MediaTalks em UOL

Com fundador preso há 10 meses, principal jornal de oposição da Guatemala fecha as portas de vez

José Rubén Zamora, jornalista da Guatemala, foi preso em julho de 2022 e em maio de 2023 seu jornal, elPeriódico, fechou as portas

José Rubén Zamora, fundador do elPeriódico (foto: Georgia Popplewell via Flickr CC BY-NC-SA) 2.0)

Chegou ao fim na Guatemala a trajetória de 27 anos do jornal elPeriódico, fundado pelo premiado jornalista José Rubén Zamora, preso desde julho de 2022 sob acusação de crimes financeiros. 

Em dezembro, o jornal havia suspendido a impressão de exemplares e seguiu apenas com a versão digital, que agora também é interrompida. 

Mas em um texto publicado no site nesta segunda-feira (15), Zamora prometeu não desistir da luta pela liberdade de imprensa na Guatemala, “apesar do cansaço, das severas condições adversas, da humilhação e do escárnio”.

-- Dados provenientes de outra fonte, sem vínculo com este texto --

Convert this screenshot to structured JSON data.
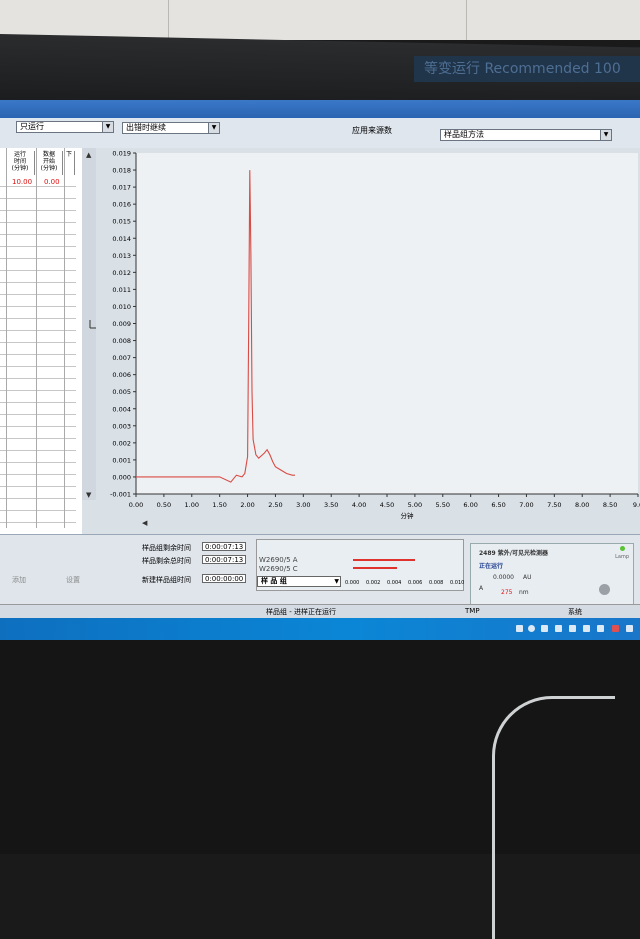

A Associação de Jornalistas da Guatemala (APG) expressou sua solidariedade ao elPeriódico:

“O fechamento do meio de comunicação equivale à morte do jornalismo na Guatemala”. 

Para a APG, o encerramento do elPeriódico “representa um retrocesso à liberdade de imprensa e, fundamentalmente, à democracia, na qual a imprensa desempenha um papel importante no debate público sobre os problemas nacionais e, em maior medida, na auditoria social do governo e das instituições. 

A notícia repercutiu em todo o mundo, com reportagens em jornais internacionais e protestos de organizações de direitos humanos e de liberdade de imprensa. 

Jornalista da Guatemala reconhecido no mundo 

O elPeriódico foi fundado em 1996, depois de 36 anos de guerra civil do país centro-americano.

Como uma das principais publicações independentes do país, era reconhecido por desvendar abusos de direitos humanos pelos militares e corrupção de décadas no governo da Guatemala.

Em 1995, o Comitê para a Proteção dos Jornalistas concedeu a Zamora seu Prêmio Internacional de Liberdade de Imprensa, em reconhecimento ao trabalho de combate à censura na Guatemala.

Em 2000, ele foi nomeado um dos 50 heróis da liberdade de imprensa pelo Instituto Internacional de Imprensa.

Embora sempre tenha sofrido perseguições, a situação se agravou em 2021. Meses antes de ser preso,  o presidente do elPeriódico denunciou que o presidente Alejandro Giammattei e a procuradora-geral do Ministério Público (MP), Consuelo Porras, estavam “fabricando” um processo contra ele. 

O assédio judicial ao elPeriódico foi tamanho que em maio de 2022 o jornal recebeu uma ordem censurando previamente reportagens sobre nepotismo envolvendo Dina Dina Bosch Ochoa, filha da presidente da Corte Constitucional (equivalente ao Superior Tribunal Federal) do país, Dina Ochoa.

O argumento foi “violência contra a mulher”. 

Zamora chegou a fazer uma greve de fome logo após ser preso e teve todos os pedidos de liberdade condicional negados pela justiça da Guatemala. 

No texto de despedida, o fundador do jornal destacou o legado de mais de 200 investigações jornalísticas rigorosas e bem documentadas durante o regime do presidente Giammattei, mostrando “o nível exponencial que a corrupção atingiu nas instituições do Estado da Guatemala”.

A Guatemala ocupa o 127º lugar no ranking de liberdade de imprensa divulgado anualmente pela organização Repórteres Sem Fronteiras, que lista 180 nações. 

Na análise sobre o contexto político, o Global Press Freedom Index salienta o caso de José Rubén Zamora e as perseguições sofridas por denunciar corrupção governamental. 

A Guatemala vive uma crise sociopolítica há mais de cinco anos, o que resultou em um aumento de ataques a jornalistas críticos das autoridades e teve um efeito amordaçante na mídia. 

“Jornalistas que investigam corrupção, violações de direitos humanos ou práticas ilegais do setor privado foram submetidos a campanhas de difamação nas redes sociais, vigilância do Estado, assédio policial e criminalização – tudo isso com a aquiescência do Ministério Público e do Supremo Tribunal de Justiça”, afirma a organização.